CRA has completed a study for the National Recreation and Park Association (NRPA) regarding an examination of the economic impacts of operations and capital spending by the local park and recreation agencies on the US economy.
In 2015, NRPA joined forces with the Center for Regional Analysis at George Mason University to estimate the impact of spending by local park and recreation agencies on the U.S. economy. Until then, there had been no national study to estimate the economic contribution of the thousands of local park and recreation agencies throughout the nation to the U.S. economy.
NRPA and the Center for Regional Analysis joined forces again in 2018 to update the landmark 2015 study. Both the 2015 and 2018 studies focused exclusively on the direct, indirect and induced effects local park and recreation agencies’ spending has on economic activity, with analysis based on data from the U.S. Census Bureau. This report presents a summary of the key results from the updated study.

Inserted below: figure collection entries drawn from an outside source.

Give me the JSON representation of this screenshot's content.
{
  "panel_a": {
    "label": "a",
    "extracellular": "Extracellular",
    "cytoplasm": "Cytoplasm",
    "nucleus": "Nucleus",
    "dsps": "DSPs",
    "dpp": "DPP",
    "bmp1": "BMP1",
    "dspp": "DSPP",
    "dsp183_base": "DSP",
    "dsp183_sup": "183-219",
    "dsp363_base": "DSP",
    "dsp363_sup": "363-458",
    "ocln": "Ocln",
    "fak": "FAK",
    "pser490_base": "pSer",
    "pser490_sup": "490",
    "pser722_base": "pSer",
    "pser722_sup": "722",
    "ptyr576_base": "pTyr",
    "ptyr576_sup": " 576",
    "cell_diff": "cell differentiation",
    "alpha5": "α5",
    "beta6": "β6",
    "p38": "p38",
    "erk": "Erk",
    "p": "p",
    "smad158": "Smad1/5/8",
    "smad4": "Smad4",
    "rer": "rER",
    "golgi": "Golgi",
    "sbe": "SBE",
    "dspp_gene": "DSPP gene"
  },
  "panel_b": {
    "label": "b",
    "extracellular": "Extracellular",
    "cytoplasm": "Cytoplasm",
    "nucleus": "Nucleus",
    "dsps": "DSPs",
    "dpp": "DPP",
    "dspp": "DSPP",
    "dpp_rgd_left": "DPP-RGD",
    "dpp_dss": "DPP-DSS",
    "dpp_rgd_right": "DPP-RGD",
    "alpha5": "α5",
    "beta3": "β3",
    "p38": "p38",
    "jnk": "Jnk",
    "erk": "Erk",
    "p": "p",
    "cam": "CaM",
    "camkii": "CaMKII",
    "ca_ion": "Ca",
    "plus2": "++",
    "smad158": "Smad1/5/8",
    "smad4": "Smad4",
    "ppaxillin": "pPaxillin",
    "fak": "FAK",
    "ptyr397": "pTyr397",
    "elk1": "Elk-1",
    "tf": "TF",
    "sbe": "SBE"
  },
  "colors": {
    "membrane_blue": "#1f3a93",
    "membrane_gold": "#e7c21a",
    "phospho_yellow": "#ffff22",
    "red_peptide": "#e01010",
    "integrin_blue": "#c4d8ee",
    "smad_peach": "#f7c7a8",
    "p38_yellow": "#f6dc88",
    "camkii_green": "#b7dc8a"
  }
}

How Much Does Parks and Recreation Contribute to the U.S. Economy?
America’s local park and recreation agencies generated $154 billion in economic activity in 2015, nearly $81 billion in value added and more than 1.1 million jobs that boosted labor income by $55 billion.
More specifically, operations spending by local park and recreation agencies generated nearly $91 billion in total economic activity during 2015. That activity boosted real gross domestic product (GDP) by $49 billion and supported more than 732,000 jobs that accounted for nearly $34 billion in salaries, wages and benefits across the nation.
Further, local park and recreation agencies also invested an estimated $23 billion on capital programs in 2015. The capital spending led to an additional $64 billion in economic activity, a contribution of $32 billion to GDP, $21 billion in labor-related income and nearly 378,000 jobs.
These are the key findings from research conducted by NRPA and the Center for Regional Analysis at George Mason University for the Economic Impact of Local Parks Report.
Policymakers and elected officials at all levels of government should take notice. Investments made to local and regional parks not only raise the standard of living in our neighborhoods, towns and cities, but they also spark activity that can ripple throughout the economy.